The event included seven plenary speeches, 15 sub-forums, and more than 30 roundtable meetings. Titled ‘Literature of the World and the Future of Comparative Literature’, the congress attracted experts and scholars from over 50 countries and regions, including mainland China, the United States, Japan, South Korea, Brazil, India, Germany, Portugal, Spain, Italy, France, the United Kingdom, Canada, Russia, Turkey, Australia, Singapore, Hong Kong, and Macao. Some of the participants are members of national comparative literature societies from France, Japan, Brazil, Portugal, Germany, and South Korea. During the event, participants discussed issues related to the global development and regional characteristics of comparative literature.
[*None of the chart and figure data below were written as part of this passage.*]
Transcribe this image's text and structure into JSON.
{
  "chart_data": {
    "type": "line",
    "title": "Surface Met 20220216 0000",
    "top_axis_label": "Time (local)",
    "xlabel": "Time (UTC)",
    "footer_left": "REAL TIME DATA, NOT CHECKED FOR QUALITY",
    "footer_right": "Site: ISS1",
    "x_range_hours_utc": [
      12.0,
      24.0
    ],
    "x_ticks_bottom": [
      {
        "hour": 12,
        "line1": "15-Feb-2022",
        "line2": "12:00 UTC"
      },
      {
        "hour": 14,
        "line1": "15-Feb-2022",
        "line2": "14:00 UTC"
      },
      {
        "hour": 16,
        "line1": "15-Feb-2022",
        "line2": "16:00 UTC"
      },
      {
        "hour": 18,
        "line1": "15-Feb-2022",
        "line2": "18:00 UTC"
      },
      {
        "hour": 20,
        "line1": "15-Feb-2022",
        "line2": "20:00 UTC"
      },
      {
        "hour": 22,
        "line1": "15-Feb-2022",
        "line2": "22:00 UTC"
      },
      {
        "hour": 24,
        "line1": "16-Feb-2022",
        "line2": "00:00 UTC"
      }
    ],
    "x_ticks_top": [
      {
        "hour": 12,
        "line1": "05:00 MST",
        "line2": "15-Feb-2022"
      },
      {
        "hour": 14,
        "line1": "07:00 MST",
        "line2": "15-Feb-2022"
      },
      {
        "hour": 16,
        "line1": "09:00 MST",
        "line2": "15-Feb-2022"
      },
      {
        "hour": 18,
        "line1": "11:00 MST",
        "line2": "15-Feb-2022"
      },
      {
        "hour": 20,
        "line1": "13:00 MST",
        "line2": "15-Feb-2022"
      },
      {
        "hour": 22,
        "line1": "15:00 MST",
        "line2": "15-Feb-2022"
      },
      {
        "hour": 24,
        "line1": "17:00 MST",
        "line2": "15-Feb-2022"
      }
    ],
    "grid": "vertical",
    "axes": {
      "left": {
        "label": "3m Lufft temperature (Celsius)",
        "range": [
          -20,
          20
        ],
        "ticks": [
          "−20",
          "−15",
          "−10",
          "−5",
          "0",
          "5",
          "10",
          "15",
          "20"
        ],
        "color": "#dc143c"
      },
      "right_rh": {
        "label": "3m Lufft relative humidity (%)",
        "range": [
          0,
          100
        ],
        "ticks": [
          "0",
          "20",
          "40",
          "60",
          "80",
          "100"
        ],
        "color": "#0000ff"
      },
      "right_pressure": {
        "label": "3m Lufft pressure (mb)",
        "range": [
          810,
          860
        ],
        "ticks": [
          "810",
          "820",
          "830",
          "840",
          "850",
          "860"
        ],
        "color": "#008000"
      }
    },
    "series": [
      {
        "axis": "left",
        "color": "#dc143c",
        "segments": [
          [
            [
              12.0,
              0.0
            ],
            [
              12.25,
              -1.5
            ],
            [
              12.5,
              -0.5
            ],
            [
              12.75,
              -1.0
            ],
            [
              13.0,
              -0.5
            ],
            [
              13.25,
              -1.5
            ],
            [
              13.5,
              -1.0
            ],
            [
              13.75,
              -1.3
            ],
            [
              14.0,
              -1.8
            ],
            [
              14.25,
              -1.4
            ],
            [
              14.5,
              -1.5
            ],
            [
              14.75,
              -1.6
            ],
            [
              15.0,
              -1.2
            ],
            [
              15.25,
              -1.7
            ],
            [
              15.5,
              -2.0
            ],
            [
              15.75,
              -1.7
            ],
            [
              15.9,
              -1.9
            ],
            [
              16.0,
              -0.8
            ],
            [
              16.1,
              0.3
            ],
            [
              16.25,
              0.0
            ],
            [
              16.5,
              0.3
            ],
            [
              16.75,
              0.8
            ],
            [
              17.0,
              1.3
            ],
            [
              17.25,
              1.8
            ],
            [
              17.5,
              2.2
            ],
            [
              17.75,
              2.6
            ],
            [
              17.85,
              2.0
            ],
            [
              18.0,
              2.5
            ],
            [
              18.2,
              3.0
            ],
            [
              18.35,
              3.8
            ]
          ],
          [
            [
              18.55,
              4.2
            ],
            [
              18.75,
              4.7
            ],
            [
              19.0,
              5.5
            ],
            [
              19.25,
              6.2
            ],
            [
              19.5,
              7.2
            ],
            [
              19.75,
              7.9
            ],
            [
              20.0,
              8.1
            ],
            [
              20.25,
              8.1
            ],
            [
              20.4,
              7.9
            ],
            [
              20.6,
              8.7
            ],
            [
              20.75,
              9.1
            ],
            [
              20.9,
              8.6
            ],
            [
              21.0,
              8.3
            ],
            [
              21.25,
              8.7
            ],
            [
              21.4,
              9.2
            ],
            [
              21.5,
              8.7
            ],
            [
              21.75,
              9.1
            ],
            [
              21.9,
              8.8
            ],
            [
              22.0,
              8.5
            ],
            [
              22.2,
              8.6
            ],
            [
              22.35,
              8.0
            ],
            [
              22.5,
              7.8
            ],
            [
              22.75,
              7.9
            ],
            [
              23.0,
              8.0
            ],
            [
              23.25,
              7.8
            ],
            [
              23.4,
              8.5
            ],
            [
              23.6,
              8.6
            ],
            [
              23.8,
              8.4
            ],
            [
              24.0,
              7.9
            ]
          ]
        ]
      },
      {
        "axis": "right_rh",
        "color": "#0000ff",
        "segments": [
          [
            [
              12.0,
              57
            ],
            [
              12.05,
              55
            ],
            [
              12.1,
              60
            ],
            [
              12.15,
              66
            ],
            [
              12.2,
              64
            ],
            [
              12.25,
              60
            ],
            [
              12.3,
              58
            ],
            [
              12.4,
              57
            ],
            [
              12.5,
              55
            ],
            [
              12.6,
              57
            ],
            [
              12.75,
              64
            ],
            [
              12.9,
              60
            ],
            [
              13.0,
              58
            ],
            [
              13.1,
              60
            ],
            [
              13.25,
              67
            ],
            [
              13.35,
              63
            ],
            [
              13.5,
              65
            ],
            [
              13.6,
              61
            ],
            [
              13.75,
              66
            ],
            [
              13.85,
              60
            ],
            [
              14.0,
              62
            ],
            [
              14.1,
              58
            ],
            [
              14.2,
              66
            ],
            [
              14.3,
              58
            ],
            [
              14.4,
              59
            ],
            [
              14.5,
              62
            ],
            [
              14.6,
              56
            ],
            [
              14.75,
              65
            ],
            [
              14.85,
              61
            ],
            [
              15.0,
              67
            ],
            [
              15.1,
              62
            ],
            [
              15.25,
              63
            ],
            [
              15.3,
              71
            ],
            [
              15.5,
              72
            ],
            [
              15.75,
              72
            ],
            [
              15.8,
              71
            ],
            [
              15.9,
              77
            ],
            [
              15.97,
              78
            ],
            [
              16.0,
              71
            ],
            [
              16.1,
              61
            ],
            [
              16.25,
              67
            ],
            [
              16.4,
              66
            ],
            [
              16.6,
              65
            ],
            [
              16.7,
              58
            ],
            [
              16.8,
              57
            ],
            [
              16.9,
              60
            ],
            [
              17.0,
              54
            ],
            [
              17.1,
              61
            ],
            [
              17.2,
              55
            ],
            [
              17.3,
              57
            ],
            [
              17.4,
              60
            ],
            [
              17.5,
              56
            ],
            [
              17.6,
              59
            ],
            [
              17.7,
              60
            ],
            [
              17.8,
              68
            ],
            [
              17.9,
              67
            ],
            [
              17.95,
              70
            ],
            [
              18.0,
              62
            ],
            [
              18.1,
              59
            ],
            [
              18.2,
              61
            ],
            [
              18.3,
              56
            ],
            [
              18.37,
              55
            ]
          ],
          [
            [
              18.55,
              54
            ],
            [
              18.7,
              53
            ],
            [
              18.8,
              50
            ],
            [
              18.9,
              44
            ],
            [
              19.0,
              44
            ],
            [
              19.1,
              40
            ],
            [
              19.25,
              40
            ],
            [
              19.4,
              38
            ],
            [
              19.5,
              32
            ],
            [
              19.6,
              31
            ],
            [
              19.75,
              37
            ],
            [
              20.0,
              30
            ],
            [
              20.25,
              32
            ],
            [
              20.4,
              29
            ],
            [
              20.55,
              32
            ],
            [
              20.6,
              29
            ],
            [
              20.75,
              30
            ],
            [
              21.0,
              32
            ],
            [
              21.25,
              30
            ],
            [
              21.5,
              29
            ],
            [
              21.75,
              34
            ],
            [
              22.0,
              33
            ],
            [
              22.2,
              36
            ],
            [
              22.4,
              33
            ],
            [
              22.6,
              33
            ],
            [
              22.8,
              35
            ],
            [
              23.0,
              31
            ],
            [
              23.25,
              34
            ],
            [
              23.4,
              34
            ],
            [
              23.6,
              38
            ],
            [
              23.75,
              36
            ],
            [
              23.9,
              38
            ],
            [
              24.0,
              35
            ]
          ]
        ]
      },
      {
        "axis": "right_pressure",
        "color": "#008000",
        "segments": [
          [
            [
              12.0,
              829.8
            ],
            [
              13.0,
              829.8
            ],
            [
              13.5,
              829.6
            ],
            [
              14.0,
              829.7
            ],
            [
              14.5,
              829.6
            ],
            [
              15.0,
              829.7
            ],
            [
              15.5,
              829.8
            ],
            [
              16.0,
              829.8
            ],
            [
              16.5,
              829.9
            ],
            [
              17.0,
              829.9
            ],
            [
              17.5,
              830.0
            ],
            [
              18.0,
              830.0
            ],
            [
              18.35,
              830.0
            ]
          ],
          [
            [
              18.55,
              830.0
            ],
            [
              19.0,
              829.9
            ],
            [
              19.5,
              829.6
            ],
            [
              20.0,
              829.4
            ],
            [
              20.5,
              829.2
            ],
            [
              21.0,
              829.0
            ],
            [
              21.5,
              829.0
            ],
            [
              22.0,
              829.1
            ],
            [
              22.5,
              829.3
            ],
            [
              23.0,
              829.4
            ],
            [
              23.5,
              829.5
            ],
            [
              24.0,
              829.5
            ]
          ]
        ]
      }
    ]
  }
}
Plenary speakers included Zhang Longxi, president of the International Comparative Literature Association and chair professor of comparative literature and translation at the City University of Hong Kong; Haun Saussy, a professor of comparative literature at the University of Chicago; Theo D’haen, chair professor at the University of Leuven, Germany; Timothy Mo, an Anglo-Chinese writer from Hong Kong; Zhu Shoutong, interim director of the Centre for Chinese History and Culture at UM; Wang Ning, president of the Chinese Comparative Literature Association and dean of the School of Humanities and Arts at Shanghai Jiaotong University; and Liu Hongyi, president of the Jao Tsung-I Cultural Research Institute of Shenzhen University. Most of the plenary speeches focused on the comparison between Chinese literature and other literatures. Some Forums attracted scholars from China, Brazil, Portugal, Angola, and other Portuguese-speaking countries, with Portuguese functioning as one of the official languages of the Congress for the first time, which highlighted Macao’s role as a platform between China and Portuguese-speaking countries.

A team formed by Prof Sun Yifeng, head of UM’s Department of English, Prof Zhu Shoutong, interim director of the Centre for Chinese History and Culture at UM, and Prof Zhang Zhiqing from the Macau University of Science and Technology, participated in the event. They say this influential event is an affirmation of Macao’s social and cultural status by the international academic community and is testament to the increasing international influence of the university.

The congress was co-organised by the International Comparative Literature Association, the Chinese Comparative Literature Association, UM, Shenzhen University, and the University of Saint Joseph. It was hosted by the Macao Convention and Exhibition Association and the Macao Association of Convention, Exhibition and Tourism Sectors. As a warm-up to the congress, the ICLA Executive Council Meeting and International Comparative Literature Forum was held earlier in Shenzhen, which drew more than 370 scholars from 21 countries and regions.

Founded in Italy in 1955, the ICLA aims to promote research, exchange, and collaboration in the field of international comparative literature, by providing a platform for academic communication in languages, literature and culture. The ICLA Congress is a triennial international ‘academic salon’ seminar and is hailed as the ‘Olympics of comparative literature’. Past events were held in Asia, Europe, and America.